In my implementation of the connect four agent, the minimax function was used and adapted in conjunction with my heuristic function, which calculated the scores for a particular position in the future, and alpha beta pruning. The initial function, get_move(), initiates the minimax function by looping through the available valid moves and simulates a piece being placed into a position for analysis. The minimax function continues this until it reaches a certain depth, which then the score for the functions are evaluated by choosing the highest score (for a maximising player).Using the minimax function was somewhat adequate, but slowed increasingly even at a depth of one or two. Thus I used alpha-beta pruning to speed up the evaluation process of the minimax algorithm.
Alpha-beta pruning is used as an optimisation to the minimax algorithm, where some branches in a tree are discovered and each value is placed into either an alpha or beta value. These values are then compared to each other (beta <= alpha) and if true, will break from discovering more branches, due to already finding the minimum or maximum value. Implementing this change help speed up my agent drastically as evidently there were a lower amount of branches that needed to be discovered, which translates to fewer valid moves needing to be simulated.

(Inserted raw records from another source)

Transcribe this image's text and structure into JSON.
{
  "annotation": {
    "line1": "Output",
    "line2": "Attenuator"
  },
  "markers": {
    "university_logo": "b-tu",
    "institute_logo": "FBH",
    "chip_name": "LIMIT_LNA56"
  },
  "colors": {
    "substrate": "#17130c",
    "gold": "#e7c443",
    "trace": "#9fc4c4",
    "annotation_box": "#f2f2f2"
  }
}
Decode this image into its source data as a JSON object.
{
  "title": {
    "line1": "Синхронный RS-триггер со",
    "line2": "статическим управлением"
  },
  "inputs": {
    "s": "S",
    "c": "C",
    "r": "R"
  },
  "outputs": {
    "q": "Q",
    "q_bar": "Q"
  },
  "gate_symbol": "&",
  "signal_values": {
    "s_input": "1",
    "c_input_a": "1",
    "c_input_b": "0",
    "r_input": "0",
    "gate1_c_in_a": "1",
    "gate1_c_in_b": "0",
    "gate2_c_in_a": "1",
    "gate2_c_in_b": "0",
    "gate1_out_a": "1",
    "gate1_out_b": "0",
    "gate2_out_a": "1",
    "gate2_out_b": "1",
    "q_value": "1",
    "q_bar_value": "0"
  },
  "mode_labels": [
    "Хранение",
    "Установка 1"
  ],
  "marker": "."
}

The heuristic used to assist the minimax function is very simple: analyse for each row, column and diagonal positions the amount of spaces taken by either a player or opponent, in a group of four (or any other number to win). For example, a row contains seven slots ([1,2,3,4,5,6,7]) and the amount of spaces needed to win is four. The array with the seven slots is analysed for each four piece position. ([1,2,3,4], [2,3,4,5], [3,4,5,6]). This is done for each row on the board. This heuristic was adequate, except the agent in the first two moves would generally place the piece on the side position, which in connect four is a bad position as there are very few options for a connect four, only having a upwards diagonal, horizontal and vertical positions for a win. Thus a different weight would need to placed on more central positions.
Another aspect added to the heuristic was weighting towards more central positions. Initially the heuristic did work well against the other random and Monte-Carlo agents, however in connect four generally a winning position will comprise of a player gaining as many central positions as possible. It creates a higher chance of winning as there are multiple diagonal and horizontal winning positions, and if both players played perfectly, the first player to place a piece in the middle position is guaranteed a win.
In choosing the weights, the best position a player would be in (that is not a winning position) would be three in a row. Therefore the highest weighting was put on this condition first. The opposite, an opponent having a three in a row, a defensive piece would be the lowest weight since the opponent would be minimising the player’s move.
Overall, the agent plays relatively strongly. As minimax determines the next move in the future that the opponent or player may make, alpha beta pruning speeds up the process. The heuristic used is slow, but will analyse every position and give an appropriate weight that should help the minimax function make the correct decision.
Weaknesses:
The agent has a low depth, which could be caused by the machine that it was coded on (a very low power CPU) which means it cannot see as far ahead into the future as other agents, which would put it at a major disadvantage. This could have been improved by using other optimisation techniques to further improve the speed of which it could perform the heuristic, such as using a transposition table to cache moves, or implementing iterative deepening to increase the depth.
Possible improvements could be done to the heuristic function, as there tends to be many other rules and complexities associated with perfect games of connect 4. There are moves that are non-threatening or threatening, depending on the situation of the game that the heuristic cannot foresee and will attempt to place a piece in a non-optimal position.
A hash table can be used to speed up my heuristic function. In its current form it is quite slow, and would get slower the more rows and columns the game has. Each evaluation of a row or column has a big-O of x^2.